Больше ничего плохого не видно.

----------


## ppp0

Ооо спасибо большое  :Smiley: 

*Добавлено через 1 час 24 минуты*

Эээ блина зачем затерли все мои домены ептать ?

----------


## Rene-gad

> Эээ блина зачем затерли все мои домены ептать ?


Они нехорошие.

----------


## ppp0

ну не совсем - мне как девелоперу они нужны ) 
кстати троян лезет все равно - видимо из-за того, что я не менял пароли на ftp...

----------


## Rene-gad

Вы очистку от мусора сделали? Обновите базы АВЗ, повторите логи по правилам.

----------


## XP user

> ну не совсем - мне как девелоперу они нужны ) 
> кстати троян лезет все равно - видимо из-за того, что я не менял пароли на ftp...

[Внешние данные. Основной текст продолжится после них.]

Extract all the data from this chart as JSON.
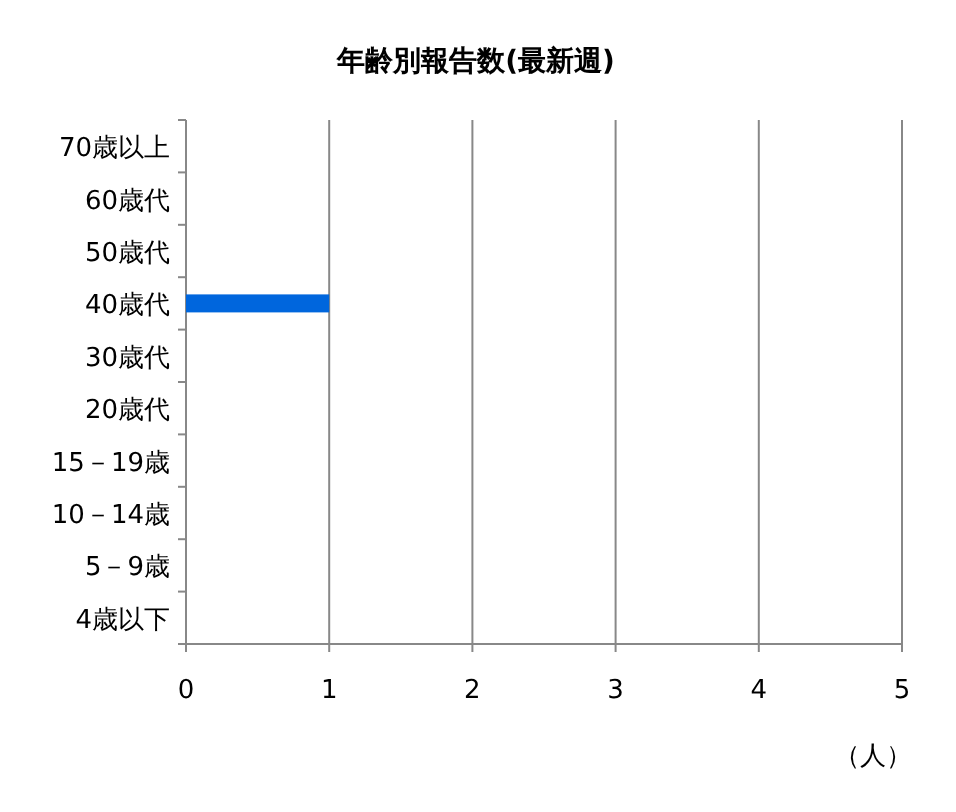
{
  "chart_data": {
    "type": "bar",
    "orientation": "horizontal",
    "title": "年齢別報告数(最新週)",
    "xlabel": "（人）",
    "categories": [
      "70歳以上",
      "60歳代",
      "50歳代",
      "40歳代",
      "30歳代",
      "20歳代",
      "15－19歳",
      "10－14歳",
      "5－9歳",
      "4歳以下"
    ],
    "values": [
      0,
      0,
      0,
      1,
      0,
      0,
      0,
      0,
      0,
      0
    ],
    "color": "#0066dd",
    "xlim": [
      0,
      5
    ],
    "xticks": [
      0,
      1,
      2,
      3,
      4,
      5
    ],
    "grid": "x"
  }
}
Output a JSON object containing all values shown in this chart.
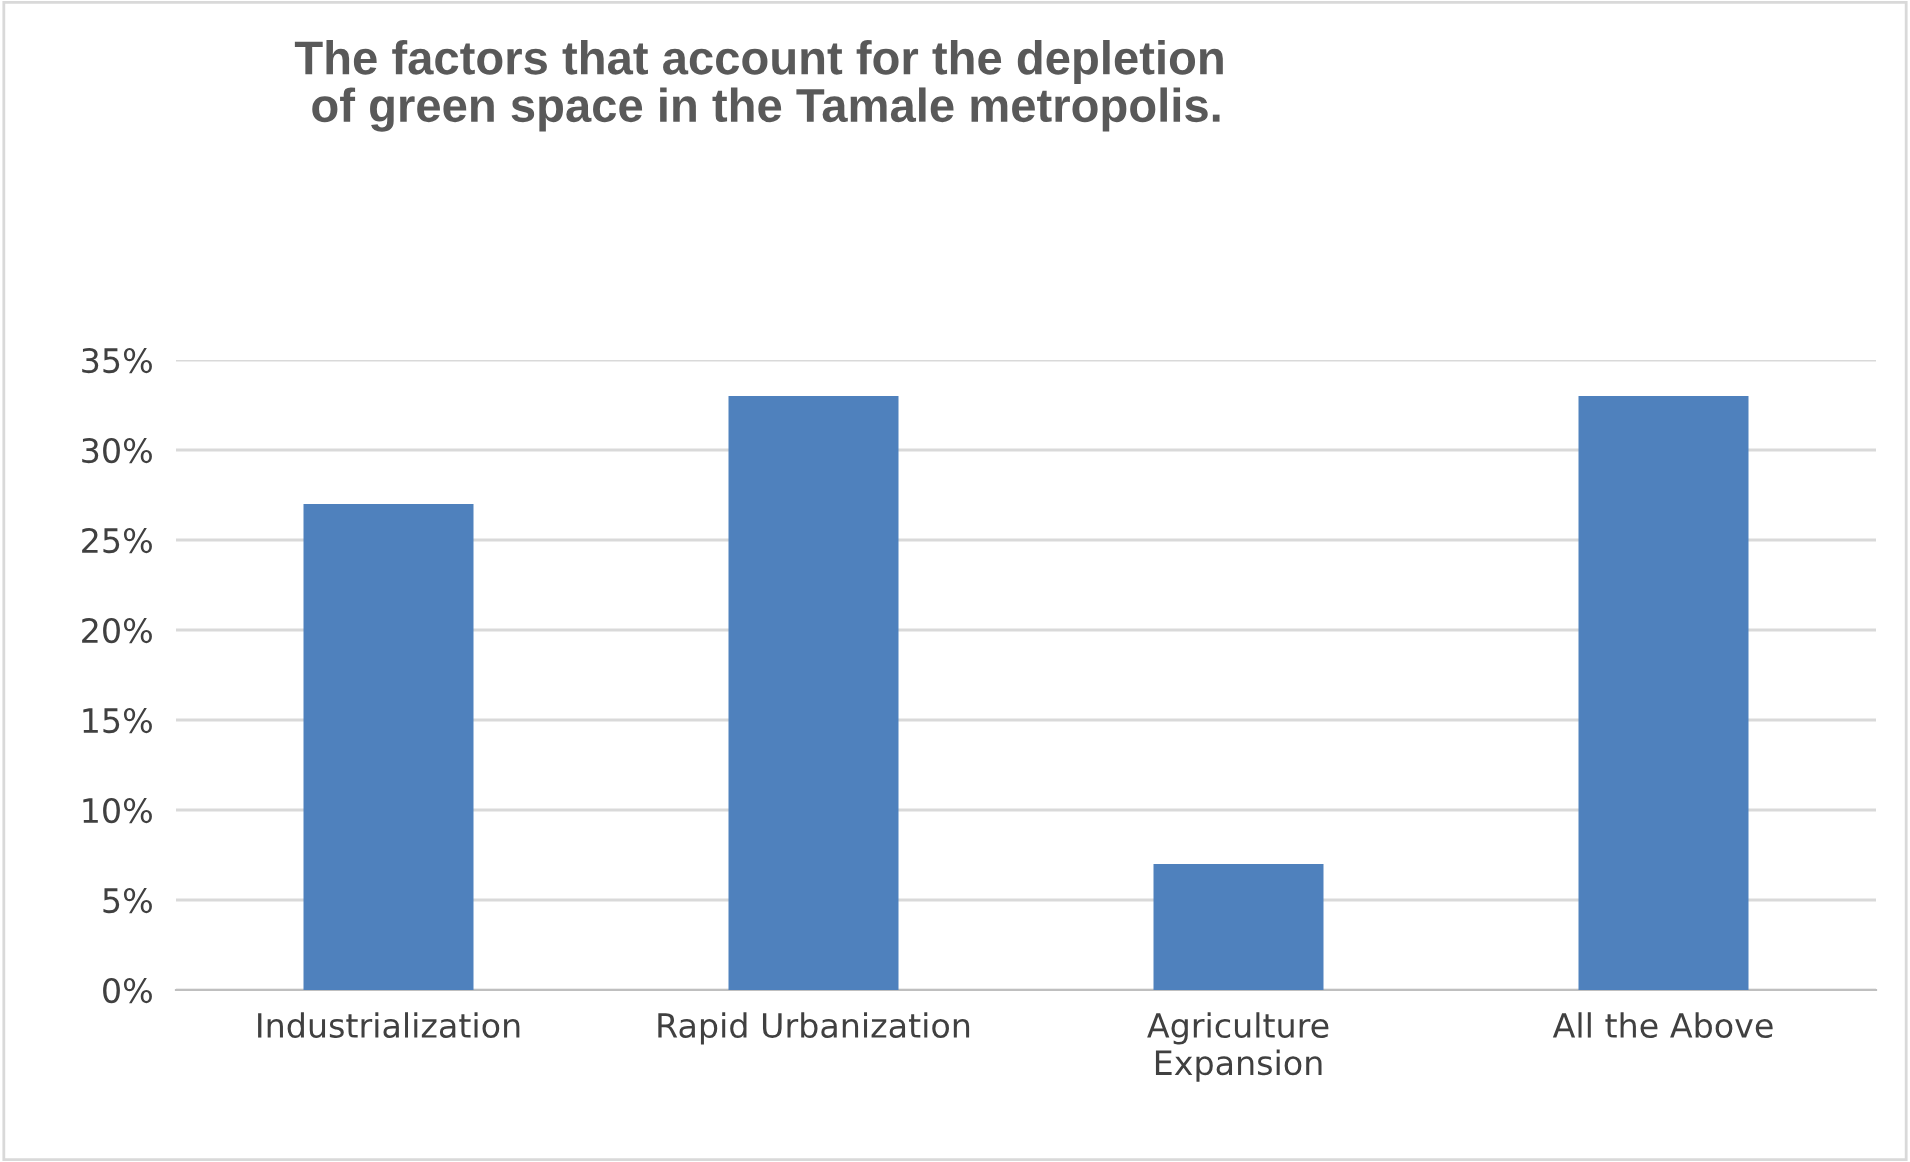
{
  "chart_data": {
    "type": "bar",
    "title": "The factors that account for the depletion\n of green space in the Tamale metropolis.",
    "categories": [
      "Industrialization",
      "Rapid Urbanization",
      "Agriculture\nExpansion",
      "All the Above"
    ],
    "values": [
      27,
      33,
      7,
      33
    ],
    "color": "#4f81bd",
    "ylim": [
      0,
      35
    ],
    "yticks": [
      {
        "value": 0,
        "label": "0%"
      },
      {
        "value": 5,
        "label": "5%"
      },
      {
        "value": 10,
        "label": "10%"
      },
      {
        "value": 15,
        "label": "15%"
      },
      {
        "value": 20,
        "label": "20%"
      },
      {
        "value": 25,
        "label": "25%"
      },
      {
        "value": 30,
        "label": "30%"
      },
      {
        "value": 35,
        "label": "35%"
      }
    ],
    "grid": "y"
  }
}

Я поговорил бы с хостером на вашем месте. Не исключено, что проблема у него, а не у вас.  :Smiley: 

Paul

----------


## ppp0

> Я поговорил бы с хостером на вашем месте. Не исключено, что проблема у него, а не у вас. 
> 
> Paul


Дело в том,  что у меня на трех хостах такое - пароли сменил - буду дальше смотреть - полезет или нет

*Добавлено через 1 минуту*




> Вы очистку от мусора сделали? Обновите базы АВЗ, повторите логи по правилам.


Да я чистил от мусора все - все делал по правилам. Если смена паролей не помогла - повторю все шаги сначала. Спасибо )

----------